The second set of works acts on the shield, separating the minimum components that comprise it. In “Future Evanescence (Altepetl)”, a vaporizer spreads the vapors of a mixture of Lake Texcoco’s polluted waters and the victorious drops of laurel essence, creating a potentially disgusting sensory environment. The disappearing Altepetl is not Pre-Hispanic, but rather serves as a commentary on the current political situation of a progressive fading of the State. A series of twenty embroideries in gold tear up the coat of arms –as we commonly see it on coins, official medals, stamps, official templates, and similar objects– into barely recognizable parts, thus demonstrating a fragmentation beyond the possibility of repair. Nevertheless, the title “Big Bang” suggests there’s life beyond the explosion.

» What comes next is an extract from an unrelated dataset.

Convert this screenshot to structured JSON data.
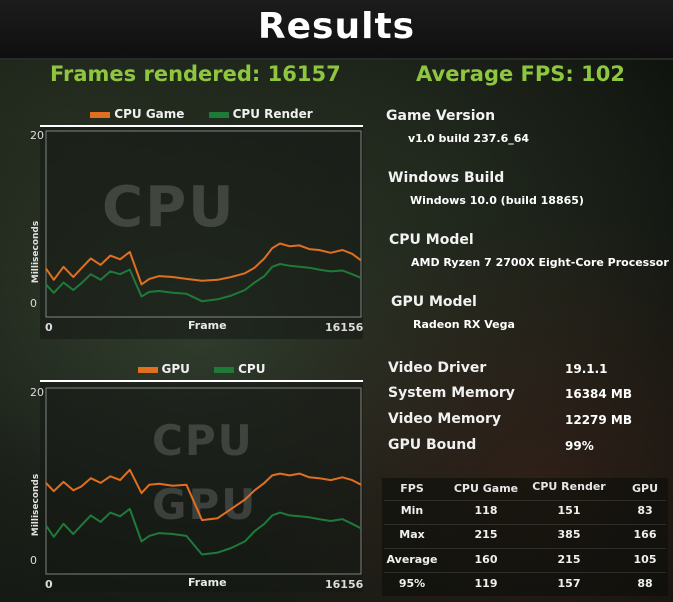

In the preface to Manlio Brusatin’s “The History of Colors”, French philosopher Louis Marin wrote, “Colors are ideological adventures in the material and cultural history of the West.” The title piece of the exhibition takes the elements of the coat of arms –cactus fruit, snake, water from the Texcoco Lake, obsidian, shells, Altepetl, turquoise, oak, eagle, laurel, nopal, and jade– and turns the materials into pigments used in a series of twelve monochrome paintings. The mythical scene represented in the coat of arms, which depicts an eagledevouring a serpent, perched on a blossoming cactus, was used by the Mexica people in Pre-Hispanic times, then during the colony, and finally during the republic, when it was amended on many occasions until it became a perfect representation of Mexican officialdom’s national mestizaje –a widespread concept expressing the merging of Indigenous and Spanish blood. The process to create “Change of State” involved visiting several markets, contacting taxidermists and a geologist, and traveling to the remnants of Lake Texcoco. Ironically, obsidian –a black gemstone of great importance to the Pre-Hispanic world– had to be acquired abroad. The current uses of the coat of arms’ components are diverse, but include cooking, traditional medicine, witchcraft, jewelry; whereas others –the land, the lake’s polluted water– are only matter. In Andean colonial painting, image representations bore the meaning of the materials they were painted with. In other words, Christian images were venerated and, through them, the sacredness of the materials used to make the pigments used. Something similar occurs with the emblem used in “Change of State”, which –forbidden as it is to use the actual image– choses an abstraction impregnated of mystical power. That is, people worshipped through images, but the sacred was actually the matter with which the colored powders were made. A similar spell occurs with the coat of arms in “Change of State” that, having been denied the image, opts for an abstraction that is imbued with mystical power.

As a whole, the pieces suggest relationships between elements, the idea of nation and the current state of the country. Things never disappear; they only change eternally. Matter never ceases to exist; it is only transformed.